His hesitation was cut short by the sudden opening of the door and the exit of a gentleman from within. Before it closed, Arthur had plunged boldly into the dark anteroom, and was blinking earnestly out from it, somewhat dazzled by the blaze of light and the gleam of the three pairs of white shoulders in front.
“Ah, Mr. Holyoke, I hoped you would come—Mr. Wemyss, Mr. Holyoke—Miss Duval, Mrs. Malgam, Mr. Holyoke, of——”
“Of New York, I believe,” said Arthur, bowing, and accepting the chair which the gentleman addressed as Wemyss had given up, at a look from Mrs. Gower. Certainly, Mrs. Gower had charming manners, he thought; and it was very pleasant of her to be pleasant to him.
“Of New York? I am so glad—I knew that Great Barrington was only your summer home, but I had feared that you were wedded to Boston. Where is Miss Holyoke?” Mrs. Gower added, without apparent malice; and Arthur cursed himself inwardly as he felt that he was blushing.
“She is living with her aunt, Mrs. Livingstone,” said he. And then, with a wild attempt at changing the subject, “Do you like ‘Linda,’ Miss Duval?”
(Crash! went the big drums; whizz, whizz, in cadence came the fiddles. The wicked marquis, who had also turned up in Paris, was at his old tricks again.)
“I think it is perfectly sweet,” said Miss Duval. “Patti does it so well!”
“It must be very pleasant for her to have you here,” said Mrs. Gower, innocently. “I was so sorry to hear of poor Judge Holyoke’s death. And so you have come to settle in New York? How delightful! Let me see—I have not seen you since last summer, at Lenox, have I?”
“It is very kind of you to remember me,” said Arthur.
“Or was it Lenox?” Mrs. Gower went on. “I remember seeing Miss Holyoke one day as I drove by, in Great Barrington,” she added naïvely.
Arthur felt that she was watching him, and was seeking for a reply, when fortunately Linda came forward, almost under the box, and told in a long aria, with many trills and quavers, with what scorn she repelled the marquis’s advances; the marquis, in the meantime, waiting discreetly at the back of the stage until she had had her encore and had flung madly out of his ancestral mansion. This being the musical moment of the evening, all paid rapt attention; and when the last roulade was over Mrs. Gower rose and they all proceeded to help with opera cloaks and shawls. “Mr. Holyoke, you must come and dine with me—are you engaged—let me see—a week from Friday?”
“You are very kind,” said Arthur. “No, I think not.”

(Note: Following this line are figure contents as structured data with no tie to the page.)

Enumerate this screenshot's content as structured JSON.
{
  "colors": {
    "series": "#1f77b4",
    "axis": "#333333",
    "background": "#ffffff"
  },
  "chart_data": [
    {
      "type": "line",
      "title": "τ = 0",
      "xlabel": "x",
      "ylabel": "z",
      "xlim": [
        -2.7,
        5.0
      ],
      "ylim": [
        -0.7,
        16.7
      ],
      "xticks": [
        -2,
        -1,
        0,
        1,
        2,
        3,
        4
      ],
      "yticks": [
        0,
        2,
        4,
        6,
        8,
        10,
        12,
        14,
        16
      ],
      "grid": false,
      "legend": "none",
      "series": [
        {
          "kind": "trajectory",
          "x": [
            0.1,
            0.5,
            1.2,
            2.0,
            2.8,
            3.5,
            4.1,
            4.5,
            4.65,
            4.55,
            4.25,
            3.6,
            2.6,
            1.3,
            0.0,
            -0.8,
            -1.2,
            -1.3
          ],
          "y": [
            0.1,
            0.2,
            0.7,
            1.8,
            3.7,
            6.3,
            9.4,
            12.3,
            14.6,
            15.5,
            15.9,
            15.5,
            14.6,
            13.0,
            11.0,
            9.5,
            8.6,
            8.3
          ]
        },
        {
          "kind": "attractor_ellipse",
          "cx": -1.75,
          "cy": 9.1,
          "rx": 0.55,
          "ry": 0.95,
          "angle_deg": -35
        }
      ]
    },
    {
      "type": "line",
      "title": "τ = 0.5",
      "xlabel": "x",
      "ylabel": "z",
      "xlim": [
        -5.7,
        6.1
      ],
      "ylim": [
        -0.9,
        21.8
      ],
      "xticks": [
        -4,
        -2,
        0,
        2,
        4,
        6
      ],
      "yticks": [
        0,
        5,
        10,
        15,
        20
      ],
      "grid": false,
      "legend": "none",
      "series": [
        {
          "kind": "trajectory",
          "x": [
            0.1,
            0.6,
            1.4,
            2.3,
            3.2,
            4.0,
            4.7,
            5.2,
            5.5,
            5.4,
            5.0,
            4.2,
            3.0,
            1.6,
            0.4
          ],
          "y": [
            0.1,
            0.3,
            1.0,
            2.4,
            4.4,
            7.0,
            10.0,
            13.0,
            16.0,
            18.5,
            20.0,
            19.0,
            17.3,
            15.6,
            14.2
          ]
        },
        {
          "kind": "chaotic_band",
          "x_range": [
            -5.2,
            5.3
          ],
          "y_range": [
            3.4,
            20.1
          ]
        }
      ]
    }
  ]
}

“Then I shall expect you—at half-past seven, mind,”—and our hero had the felicity of walking with Mrs. Gower to her carriage, the others coming after them, with the two young ladies. The carriage-door closed with a snap, leaving Arthur with Wemyss and the other man, whom he did not know. Wemyss seemed to feel that their acquaintance had come to an end; so there was nothing left for Arthur but to return to Charlie Townley.

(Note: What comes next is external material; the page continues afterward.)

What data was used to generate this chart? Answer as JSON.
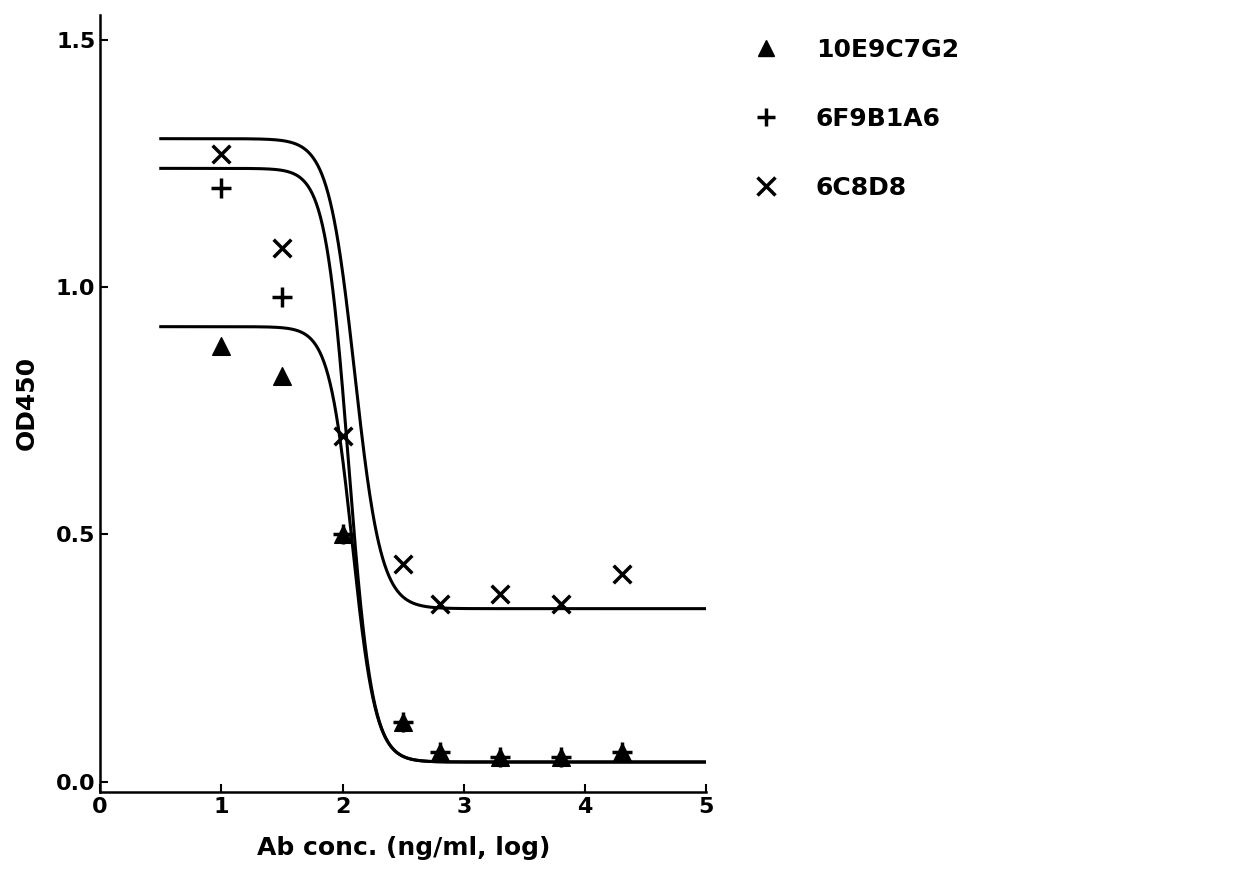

“What the deuce is Mrs. Lucie up to now?” thought he, when Arthur had recounted to him his adventures; but he said nothing; and Arthur was left for the last act to give his entire attention to the stage. Virtue triumphed, and Vice (who, as represented in the person of the lively marquis, seemed to be a pretty good sort of fellow after all—an amiable rascal, the kind of chap of whom you would feel inclined to ask, What would he like to drink?) was duly forgiven; and he showered his diamonds as wedding-gifts upon the bride. So that Linda, thrice fortunate Linda, not only followed the paths of virtue, but got her lover and the diamonds into the bargain; and with this moral and a Welsh rarebit Arthur and his friend sought home and pleasant dreams.